The schedule is much more organized than the schedule of HM Online in the spring, which makes it easier to follow, making the transition fairly straightforward, Juliette Shang (11) said. 

“By having classes every other period, it increases engagement, or at least increases the opportunity for us to engage in meaningful ways,” Dean of the Class of 2023 Chidi Asoluka said.

Ideally, Morgan Bart (10) would like to meet with her classes as per her in-person schedule, but she recognizes that it is difficult to be on Zoom for many hours during the day since it strains her eyes and it is difficult to stay focused, she said. “It is difficult to be at home because home and work are now combined.”

The administration is encouraging teachers to be thoughtful about how they allocate their asynchronous class times, Dalo said.
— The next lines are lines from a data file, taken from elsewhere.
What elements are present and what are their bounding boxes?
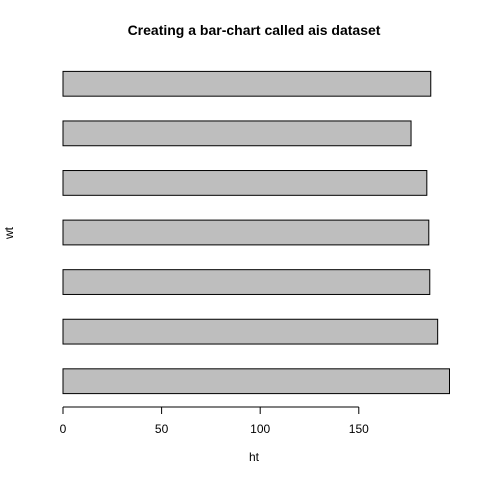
x-tick-label: 150 (349, 422, 369, 436)
bar-6 (63, 121, 411, 146)
chart-title: Creating a bar-chart called ais dataset (128, 22, 381, 38)
bars-group (63, 71, 450, 393)
y-axis-label: wt (2, 226, 16, 240)
bar-1 (63, 369, 450, 394)
bar-3 (63, 270, 430, 295)
x-tick-label: 100 (250, 422, 270, 436)
bar-2 (63, 319, 438, 344)
x-axis: 0 50 100 150 (60, 407, 369, 436)
x-ticks: 0 50 100 150 (60, 407, 369, 436)
x-tick-label: 50 (155, 422, 169, 436)
bar-7 (63, 71, 431, 96)
bar-4 (63, 220, 429, 245)
x-axis-label: ht (249, 450, 260, 464)
x-tick-label: 0 (60, 422, 67, 436)
bar-5 (63, 171, 427, 196)
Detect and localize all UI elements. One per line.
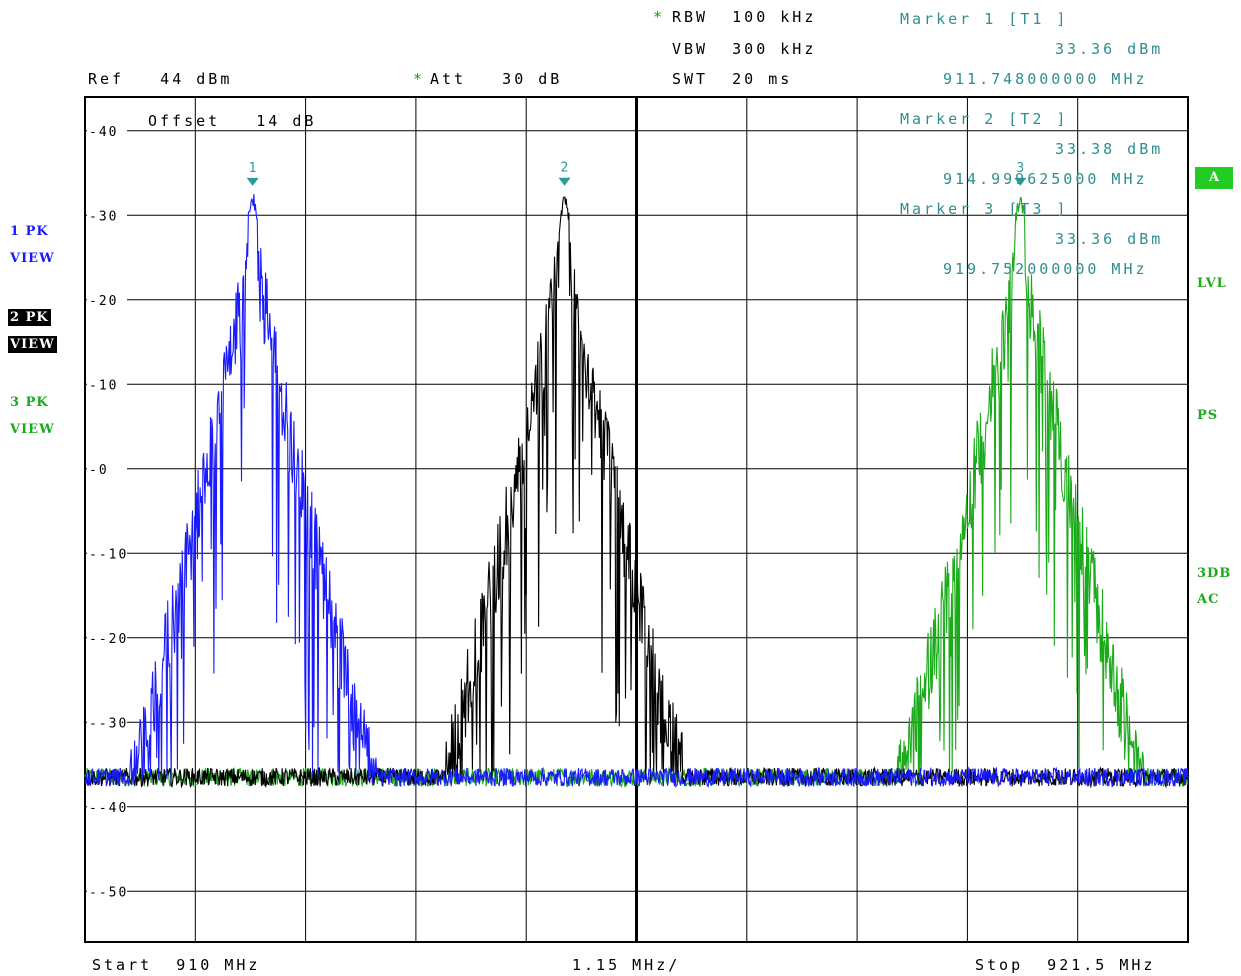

This may mean asking students to familiarize themselves with topics on their own so that more synchronous class time can be spent answering questions about homework or practicing, he said. 

“I don’t like all of the asynchronous work, because it is much easier for me to get distracted and lose focus than if I were actually attending a class and also because it’s harder to ask my teachers questions,” Bart said.

Ria Chowdhry (11) likes that with the new schedule she is able to wake up later and complete all of her work during her frees, she said.

Gordon likes HM Online 2.0 because the extra free time allows her to sleep in, avoid her daily commute, and read more, she said.

Since Sean Lee (10) is a new student, he wanted school to be in-person for the first few weeks so that he could get used to his classes, so he is happy that he was already familiar with his teachers prior to starting HM Online 2.0, and found the transition to be fairly smooth, he said.

However, Brett Karpf (11) found the transition to HM Online 2.0 to be tough because the assessments he would’ve completed the first week of HM Online 2.0 were pushed back and became piled up, he said. 

Bart said the transition was complicated by the abrupt switch and multiple days off which have both impacted the schedule, she said. “Especially with all of the changes to the schedule due to not having school both Mondays, I found that a lot of my teachers were trying to make up for the missed classes.”

Physics teacher George Epstein experienced some small challenges while adjusting to HM Online 2.0, such as technical hiccups with Zoom and adjusting to the schedule, but overall the transition was fairly smooth, he said. Since there are opportunities for additional optional periods and one-on-one meetings, there is still plenty of time to cover questions that may not have been answered in class, he said.

After the school went online in the spring, Epstein realized he prefers teaching on an actual whiteboard as opposed to a virtual one, so he purchased one which allows him to stand up and move around for classes, he said. “It makes it easier to interact with a full class, and I am enjoying it much more than using the virtual whiteboard.”

With the new schedule, Wednesdays are reserved for advisory or assembly, SOI, HMO, and meeting with teachers.
Gordon enjoys having only advisory on Wednesdays because it allows her to take a “mental health day” in the middle of the school week, which is especially important with all of the stress from the pandemic, she said.

Similarly, Juliette Shang (11) enjoys that there are no classes on Wednesdays because it gives her an opportunity to meet with her teachers and have a relaxing day, she said.

On the other hand, Azmi dislikes the schedule for Wednesdays. “It’s kind of an awkward day,” he said. “You finish your work early in the morning and like the rest of the day there’s nothing to do, so I’d rather have a couple classes.”

Lee wishes the schedule were more easily accessible, since at times, he finds it difficult to keep track of, since the only sources of information are Dalo’s emails, he said. “I have to go through all of the club emails and notifications from Google Classroom to finally find the schedule,” he said. “I didn’t know that we didn’t have classes on Wednesdays.”

All things considered, Dalo said that the first week of HM Online 2.0 was successful. “I think that there was some confusion about which classes were meeting each day, but I think for the most part the transition was pretty smooth.